On Monday, the vaccine will be made available to Group 1b – seniors over 75, teachers, and transit workers.
So far, about 150,000 people in the eligible 1a group of nursing homes and healthcare workers in New York City have been vaccinated.
After a war of words with Mayor de Blasio, Governor Cuomo announced on Friday that he would expand the list of eligible to 1b to include seniors over 75 – but there is not enough to vaccinate all of them right away.
“It will take 14 weeks. It will take 14 weeks to do 1a and 1b. Just because the reservations become available, don’t expect everyone is going to get a reservation right away. By the rate of supply, it will take 14 weeks,” said Governor Cuomo.
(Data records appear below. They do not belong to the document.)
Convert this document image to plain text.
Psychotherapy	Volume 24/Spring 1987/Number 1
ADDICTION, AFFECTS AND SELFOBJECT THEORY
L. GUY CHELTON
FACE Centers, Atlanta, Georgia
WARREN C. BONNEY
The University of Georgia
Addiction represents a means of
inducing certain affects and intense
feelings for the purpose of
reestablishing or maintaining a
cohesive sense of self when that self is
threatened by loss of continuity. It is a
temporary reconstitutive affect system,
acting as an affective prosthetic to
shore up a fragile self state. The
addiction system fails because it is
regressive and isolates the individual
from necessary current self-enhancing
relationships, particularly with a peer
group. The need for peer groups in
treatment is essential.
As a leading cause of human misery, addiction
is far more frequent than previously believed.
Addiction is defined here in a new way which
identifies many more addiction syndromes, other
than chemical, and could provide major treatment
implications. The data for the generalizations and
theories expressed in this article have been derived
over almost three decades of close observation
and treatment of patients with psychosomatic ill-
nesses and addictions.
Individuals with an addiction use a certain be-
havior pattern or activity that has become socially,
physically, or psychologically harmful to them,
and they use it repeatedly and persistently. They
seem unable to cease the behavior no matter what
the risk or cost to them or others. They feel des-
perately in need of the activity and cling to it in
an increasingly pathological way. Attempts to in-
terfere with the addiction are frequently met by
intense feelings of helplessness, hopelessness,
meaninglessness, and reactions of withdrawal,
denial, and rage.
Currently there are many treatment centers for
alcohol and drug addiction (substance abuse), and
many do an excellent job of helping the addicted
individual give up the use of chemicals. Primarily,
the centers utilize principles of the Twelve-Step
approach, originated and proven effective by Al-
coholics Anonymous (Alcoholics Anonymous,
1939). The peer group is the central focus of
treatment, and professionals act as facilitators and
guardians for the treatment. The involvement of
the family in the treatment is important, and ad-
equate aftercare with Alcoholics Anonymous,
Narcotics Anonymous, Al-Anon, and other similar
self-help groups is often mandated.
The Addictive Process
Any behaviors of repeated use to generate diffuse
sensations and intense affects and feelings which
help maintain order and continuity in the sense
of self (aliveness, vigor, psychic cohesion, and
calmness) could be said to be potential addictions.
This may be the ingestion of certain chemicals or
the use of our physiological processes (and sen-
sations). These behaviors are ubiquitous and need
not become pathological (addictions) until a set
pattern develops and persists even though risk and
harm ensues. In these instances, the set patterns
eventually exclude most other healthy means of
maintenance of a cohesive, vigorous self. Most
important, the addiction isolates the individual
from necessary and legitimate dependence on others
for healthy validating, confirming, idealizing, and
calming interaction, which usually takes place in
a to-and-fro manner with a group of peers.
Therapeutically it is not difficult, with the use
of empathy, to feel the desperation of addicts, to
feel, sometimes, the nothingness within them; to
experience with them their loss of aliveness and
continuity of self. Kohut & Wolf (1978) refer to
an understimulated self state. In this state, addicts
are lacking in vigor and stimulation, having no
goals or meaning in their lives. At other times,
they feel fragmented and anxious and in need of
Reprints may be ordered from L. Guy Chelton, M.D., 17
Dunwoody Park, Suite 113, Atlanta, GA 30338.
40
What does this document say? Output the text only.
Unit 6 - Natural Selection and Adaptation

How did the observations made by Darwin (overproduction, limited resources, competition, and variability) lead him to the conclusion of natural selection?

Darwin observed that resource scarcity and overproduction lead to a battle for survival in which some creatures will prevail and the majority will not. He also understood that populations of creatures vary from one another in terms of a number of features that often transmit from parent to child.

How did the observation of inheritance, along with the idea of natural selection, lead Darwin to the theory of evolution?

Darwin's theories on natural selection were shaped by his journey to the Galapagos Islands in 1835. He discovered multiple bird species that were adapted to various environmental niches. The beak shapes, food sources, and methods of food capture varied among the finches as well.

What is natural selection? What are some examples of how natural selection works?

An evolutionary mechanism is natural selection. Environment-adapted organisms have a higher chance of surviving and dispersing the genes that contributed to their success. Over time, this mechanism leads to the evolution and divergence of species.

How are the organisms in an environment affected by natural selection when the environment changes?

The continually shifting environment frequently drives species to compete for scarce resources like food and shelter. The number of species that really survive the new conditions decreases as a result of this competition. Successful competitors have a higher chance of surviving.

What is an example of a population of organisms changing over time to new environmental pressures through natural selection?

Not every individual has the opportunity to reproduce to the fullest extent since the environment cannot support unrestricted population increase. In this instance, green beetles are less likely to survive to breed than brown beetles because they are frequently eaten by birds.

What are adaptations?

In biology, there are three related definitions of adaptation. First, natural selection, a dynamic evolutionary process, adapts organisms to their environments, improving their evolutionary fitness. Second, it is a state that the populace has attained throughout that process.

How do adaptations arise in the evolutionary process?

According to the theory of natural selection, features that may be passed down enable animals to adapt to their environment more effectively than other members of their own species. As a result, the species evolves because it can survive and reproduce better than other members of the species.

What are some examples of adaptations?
Howard Braunstein, 77, of Queens is part of the 1b group, and is ready to take the vaccine. He has been stuck home for 10 months with limited trips to the grocery store, and is ready to get back to life and seeing family again.
Of the group 1b that becomes eligible on Monday, there will be no priority – it will be first come first serve. It could be April before all in both groups who want a vaccine will get one.
In addition, one vaccination center is in a high school, so as long as people are receiving vaccines, there are no plans to reopen.
Additionally, the Javits Center will open as a vaccine distribution site on Wednesday.
Meantime, Police Commissioner Dermot Shea tested positive for COVID-19, along with 463 NYPD members who have tested positive for coronavirus this month.
Those qualified can register for a vaccine on the city’s website. Starting on Monday, a phone-in reservation system will also be up and running.